Il futuro dell’automotive europeo dipende da scelte strategiche su commercio, transizione ecologica e tutela del valore industriale. L’allarme di CLEPA
I dazi USA sono una bomba ad orologeria per l’economia e la stabilità dei rapporti internazionali: persino Elon Musk auspica che il suo presidente Donald Trump faccia un passo indietro dopo l’ecatombe in borsa. Il problema non riguarda solo i Costruttori delle auto prodotte all’estero e importate negli USA, ma anche tutta la supply chain di cui abbiamo parlato qui. In realtà a farne le spese sono soprattutto i produttori di componentistica automotive. Nonostante un saldo negativo, l’industria automotive italiana ma messo a bilancio numeri positivi nel 2024 proprio grazie all’export di autoveicoli, parti e accessori. Ma gran parte di queste esportazioni potrebbero essere ridimensionate.
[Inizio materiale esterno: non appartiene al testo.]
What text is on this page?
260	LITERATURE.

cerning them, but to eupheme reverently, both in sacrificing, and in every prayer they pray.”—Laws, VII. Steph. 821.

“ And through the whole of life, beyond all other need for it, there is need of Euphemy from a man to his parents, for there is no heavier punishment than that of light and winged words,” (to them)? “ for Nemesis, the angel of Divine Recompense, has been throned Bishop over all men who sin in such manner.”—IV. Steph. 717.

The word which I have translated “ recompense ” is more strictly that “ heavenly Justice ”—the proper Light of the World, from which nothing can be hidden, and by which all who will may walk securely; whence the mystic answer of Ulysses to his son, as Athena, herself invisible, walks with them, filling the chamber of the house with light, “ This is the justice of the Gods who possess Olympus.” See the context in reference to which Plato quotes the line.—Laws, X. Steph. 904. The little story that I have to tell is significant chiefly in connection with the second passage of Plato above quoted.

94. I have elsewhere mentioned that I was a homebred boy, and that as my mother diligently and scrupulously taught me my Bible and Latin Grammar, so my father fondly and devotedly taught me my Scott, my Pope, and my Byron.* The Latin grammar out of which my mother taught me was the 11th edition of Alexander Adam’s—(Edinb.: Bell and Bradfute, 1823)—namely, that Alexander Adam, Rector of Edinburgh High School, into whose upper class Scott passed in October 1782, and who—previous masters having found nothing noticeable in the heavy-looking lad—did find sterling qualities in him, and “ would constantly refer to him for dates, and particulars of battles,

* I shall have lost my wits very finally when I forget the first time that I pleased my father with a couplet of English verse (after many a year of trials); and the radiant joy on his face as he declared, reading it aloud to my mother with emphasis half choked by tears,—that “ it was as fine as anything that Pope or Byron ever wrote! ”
A lanciare l’allarme è CLEPA – l’associazione europea dei fornitori automobilistici – che, durante il recente Dialogo Strategico sul futuro dell’industria automobilistica, ha richiamato l’attenzione delle istituzioni europee sulle gravi ripercussioni delle politiche commerciali statunitensi sul settore automotive nell’UE.
L’EXPORT DEL MADE IN ITALY AUTOMOTIVE
Secondo i dati di fine 2024 pubblicati da ANFIA (Associazione Nazionale Filiera Industria Automobilistica) il valore dell’export di autoveicoli (autovetture e veicoli industriali nuovi) è stato pari a 13,6 miliardi di euro, con gli USA come primo mercato di destinazione (18,7%), seguiti da Germania (15,2%) e Francia (11,5%). Mentre l’export della componentistica automotive italiana ammonta a 18,7 miliardi di euro, generando un saldo positivo di 5,1 miliardi di euro nel periodo di riferimento. Questo solo nel perimetro del Made in Italy.
In un confronto con la Presidente della Commissione Europea Ursula von der Leyen, esponenti di primo piano del comparto – tra cui Bosch e Valeo – hanno ribadito l’urgenza di un rinnovato equilibrio nelle relazioni transatlantiche. Ad oggi i dazi imposti dagli Stati Uniti lontani dall’ipotesi di essere revocati, rappresentano una minaccia concreta alla stabilità dell’intero ecosistema industriale europeo.
CLEPA STIMA PERDITE PER 14 MILIARDI DI EURO E 125 MILA POSTI DI LAVORO
Secondo Benjamin Krieger, Segretario Generale di CLEPA, l’impatto che avranno i dazi USA è tutt’altro che marginale: sono a rischio 13,9 miliardi di euro di esportazioni europee verso gli USA e, cosa ancor più preoccupante, fino a 125.000 posti di lavoro in Europa. Ma il colpo più duro non è riservato ai grandi nomi dell’automotive: a soffrire maggiormente sono i fornitori di componenti, spesso PMI, che costituiscono l’ossatura della filiera.
LA REAZIONE AUSPICATA DALL’EUROPA: EVITARE UNA CATASTROFE
CLEPA, pur sostenendo in un comunicato stampa un approccio moderato da parte dell’Unione Europea, sollecita una soluzione negoziata e tempestiva con gli USA, al fine di evitare una spirale di ritorsioni commerciali (che invece sembrano essere a una fase irreversibile per la Cina dopo gli scambi di opinioni tutt’altro che diplomatici con il vice presidente USA). Un epilogo simile, secondo CLEPA – finirebbe per colpire anche importazioni strategiche come materie plastiche speciali, semiconduttori e acciai di alta qualità – risorse critiche difficilmente rimpiazzabili a breve termine.
Secondo Krieger, è tempo che l’Europa rafforzi la propria autonomia strategica. Ciò significa agire con intelligenza sul fronte interno, sostenendo tecnologie a basse emissioni che rappresentano un’opportunità concreta per salvaguardare occupazione e valore aggiunto sul territorio europeo. A ciò si aggiunge la richiesta di una revisione realistica della normativa sulle emissioni di CO₂, capace di riflettere le dinamiche effettive del mercato, e una forte spinta verso la semplificazione burocratica attraverso l’iniziativa “Simplification Omnibus”, volta a rendere più snello e competitivo l’ambiente regolatorio europeo.
Infine, CLEPA indica la necessità di concludere rapidamente accordi commerciali chiave con regioni strategiche come Mercosur e Messico, al fine di diversificare i mercati e ridurre la dipendenza da rapporti bilaterali sempre più instabili. “Non si tratta di una deriva protezionistica, ma di salvaguardare la resilienza nel lungo periodo.”